Silverstein Properties Unveils Avenir New York City Casino Vision

Posted on: May 26, 2025, 07:59h. 

Last updated on: May 26, 2025, 07:59h.

  • Silverstein Properties is further detailing its New York City bid
  • Silverstein is partnered with Rush Street Gaming and Greenwood Gaming and Entertainment
  • The casino plan targets Manhattan’s Hell’s Kitchen

The New York City casino bid by Silverstein Properties that includes gaming and hospitality firms Rush Street Gaming and Greenwood Gaming and Entertainment has unveiled its multibillion-dollar resort vision for Manhattan’s Hell’s Kitchen.

Silverstein Properties Avenir New York City
A rendering for Silverstein Properties’ Avenir casino resort bid. The project comes in partnership with Rush Street Gaming and Greenwood Gaming and Entertainment. (Image: Silverstein Properties)

Earlier this month, Silverstein announced Rush’s involvement in the bid. The Chicago-based gaming company operates Rivers Casinos in Upstate New York, Pennsylvania, Illinois, and Virginia. Rush joins Greenwood and its two Parx casinos in Pennsylvania as the would-be operators and managers of Silverstein’s casino complex should it win one of the three downstate New York casino concessions slated to be awarded by the end of 2025.

While the seven other expected NYC bids have been in the works for many months, if not years, and those proposals have been touting the many community and economic benefits each would bring, Silverstein is only now divulging blueprint specifics. 

Hell’s Kitchen Casino

Silverstein Properties, privately owned by 93-year-old real estate tycoon Larry Silverstein, best known for his involvement in the World Trade Center and later development of One World Trade, wants to build a 785-foot skyscraper on a 2.1-acre site he owns at 11th Ave. between 40th and 41st Streets.

Renderings for the Avenir, as the project is being called, include 1,000 hotel rooms, numerous restaurants and bars, a food hall, a 1,000-seat concert hall, 100 affordable housing units, and 600,000 square feet of gaming space occupying eight stories of the towering structure. Silverstein says the project, if greenlit, would create 4,000 union construction jobs and more than 5,000 permanent union jobs.

Over the last 40 years, we have invested heavily in this neighborhood, and care deeply about the fabric of this community,” Lisa Silverstein, CEO of Silverstein Properties, told the New York Post. “We design as though the neighborhood is a campus, architecturally tying all the elements so they work seamlessly together. It will bring more security, enterprise, and entertainment on a level that doesn’t exist in one establishment and become a sophisticated addition to the New York skyline.”

Silverstein Properties seems more focused on its casino bid after Las Vegas Sands and Wynn Resorts, formerly viewed as serious contenders, folded. Both companies faced strong local backlash, respectively on Long Island at the Nassau Coliseum and in Hudson Yards West in a tender with billionaire Stephen Ross.

Saks Fifth Avenue, though considered a long shot, folded on its Midtown Manhattan boutique casino concept in April.

Political Inroads

The New York Gaming Facility Location Board has ordered casino bids to be submitted by June 27. To qualify for consideration, a bid must secure approval from its Community Advisory Committee, prove compliance and approval with all required state and local zoning requirements, and pay a $1 million application fee to the New York State Gaming Commission to cover costs associated with reviewing the scheme.
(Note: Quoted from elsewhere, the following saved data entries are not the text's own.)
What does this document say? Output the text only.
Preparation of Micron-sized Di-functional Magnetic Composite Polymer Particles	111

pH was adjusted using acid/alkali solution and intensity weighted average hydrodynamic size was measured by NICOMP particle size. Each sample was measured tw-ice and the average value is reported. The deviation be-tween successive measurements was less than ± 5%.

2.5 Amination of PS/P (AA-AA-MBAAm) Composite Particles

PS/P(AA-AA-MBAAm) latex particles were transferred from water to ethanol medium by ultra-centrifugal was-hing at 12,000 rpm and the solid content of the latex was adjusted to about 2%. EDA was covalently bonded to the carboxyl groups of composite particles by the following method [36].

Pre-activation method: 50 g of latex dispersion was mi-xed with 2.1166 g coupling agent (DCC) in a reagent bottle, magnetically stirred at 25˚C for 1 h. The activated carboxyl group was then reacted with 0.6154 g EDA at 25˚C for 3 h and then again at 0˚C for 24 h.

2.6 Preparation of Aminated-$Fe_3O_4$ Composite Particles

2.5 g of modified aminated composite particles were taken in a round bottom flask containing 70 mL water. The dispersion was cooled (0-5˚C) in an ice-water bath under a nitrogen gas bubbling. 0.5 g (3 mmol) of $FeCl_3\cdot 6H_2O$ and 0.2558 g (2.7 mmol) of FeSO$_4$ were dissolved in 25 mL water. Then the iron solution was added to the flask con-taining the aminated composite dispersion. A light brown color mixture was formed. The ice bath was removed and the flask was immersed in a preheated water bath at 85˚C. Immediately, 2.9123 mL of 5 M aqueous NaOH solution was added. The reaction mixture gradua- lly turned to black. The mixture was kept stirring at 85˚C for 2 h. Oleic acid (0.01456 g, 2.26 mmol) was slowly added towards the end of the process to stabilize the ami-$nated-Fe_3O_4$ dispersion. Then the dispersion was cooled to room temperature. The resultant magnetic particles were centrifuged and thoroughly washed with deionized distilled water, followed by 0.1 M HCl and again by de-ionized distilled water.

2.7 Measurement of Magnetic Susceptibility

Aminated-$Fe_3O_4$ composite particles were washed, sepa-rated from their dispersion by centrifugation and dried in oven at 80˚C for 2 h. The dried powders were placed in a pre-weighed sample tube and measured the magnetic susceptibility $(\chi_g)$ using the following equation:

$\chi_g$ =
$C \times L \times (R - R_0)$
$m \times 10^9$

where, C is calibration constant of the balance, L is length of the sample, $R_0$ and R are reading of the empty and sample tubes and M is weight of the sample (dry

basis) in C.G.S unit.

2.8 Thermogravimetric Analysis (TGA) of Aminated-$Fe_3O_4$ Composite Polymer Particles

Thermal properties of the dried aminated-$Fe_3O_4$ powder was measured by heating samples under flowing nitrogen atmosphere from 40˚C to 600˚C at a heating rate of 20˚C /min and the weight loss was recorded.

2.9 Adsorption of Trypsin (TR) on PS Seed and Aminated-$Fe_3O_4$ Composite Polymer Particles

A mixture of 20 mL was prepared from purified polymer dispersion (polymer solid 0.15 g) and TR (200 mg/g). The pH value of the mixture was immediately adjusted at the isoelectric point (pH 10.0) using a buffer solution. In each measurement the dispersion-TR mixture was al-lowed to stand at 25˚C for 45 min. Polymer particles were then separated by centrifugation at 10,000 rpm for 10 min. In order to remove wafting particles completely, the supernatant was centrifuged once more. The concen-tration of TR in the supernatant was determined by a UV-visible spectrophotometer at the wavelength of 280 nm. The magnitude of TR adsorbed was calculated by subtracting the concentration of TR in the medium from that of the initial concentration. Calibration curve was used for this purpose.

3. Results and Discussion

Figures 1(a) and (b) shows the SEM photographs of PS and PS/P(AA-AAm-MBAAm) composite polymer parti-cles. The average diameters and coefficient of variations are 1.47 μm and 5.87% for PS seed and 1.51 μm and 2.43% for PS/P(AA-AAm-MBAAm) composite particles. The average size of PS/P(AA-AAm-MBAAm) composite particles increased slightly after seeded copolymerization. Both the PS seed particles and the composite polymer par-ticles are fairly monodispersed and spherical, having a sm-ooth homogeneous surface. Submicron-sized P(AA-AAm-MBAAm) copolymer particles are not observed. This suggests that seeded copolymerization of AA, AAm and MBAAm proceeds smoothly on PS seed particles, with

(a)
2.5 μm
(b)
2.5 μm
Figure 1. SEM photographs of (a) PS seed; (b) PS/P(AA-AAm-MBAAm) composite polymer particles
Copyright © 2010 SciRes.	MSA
Each CAC must approve the casino plan with a two-thirds majority threshold. For bids within NYC, a CAC consists of six members — the state governor, NYC mayor, and applicable state senator, assemblymember, borough president, and city councilmember.

For bids outside NYC, the five-member CAC consists of the governor and applicable county executive, state senator, assemblymember, and locality’s senior elected official.

Billionaire Steve Cohen is spending millions lobbying state and local lawmakers to support his casino bid with Hard Rock International at his Citi Field MLB ballpark in Queens. Resorts World New York City, seen as a front-runner along with MGM Resorts’ Empire City, has doled out over $1 million in gaming lobbyist fees.

Bally’s Corp., Soloviev Group, and the consortium behind the Coney Island bid have also spent heavily in promoting their resort developments to elected officials.

Silverstein Properties, however, is among the most politically connected enterprises in all of New York.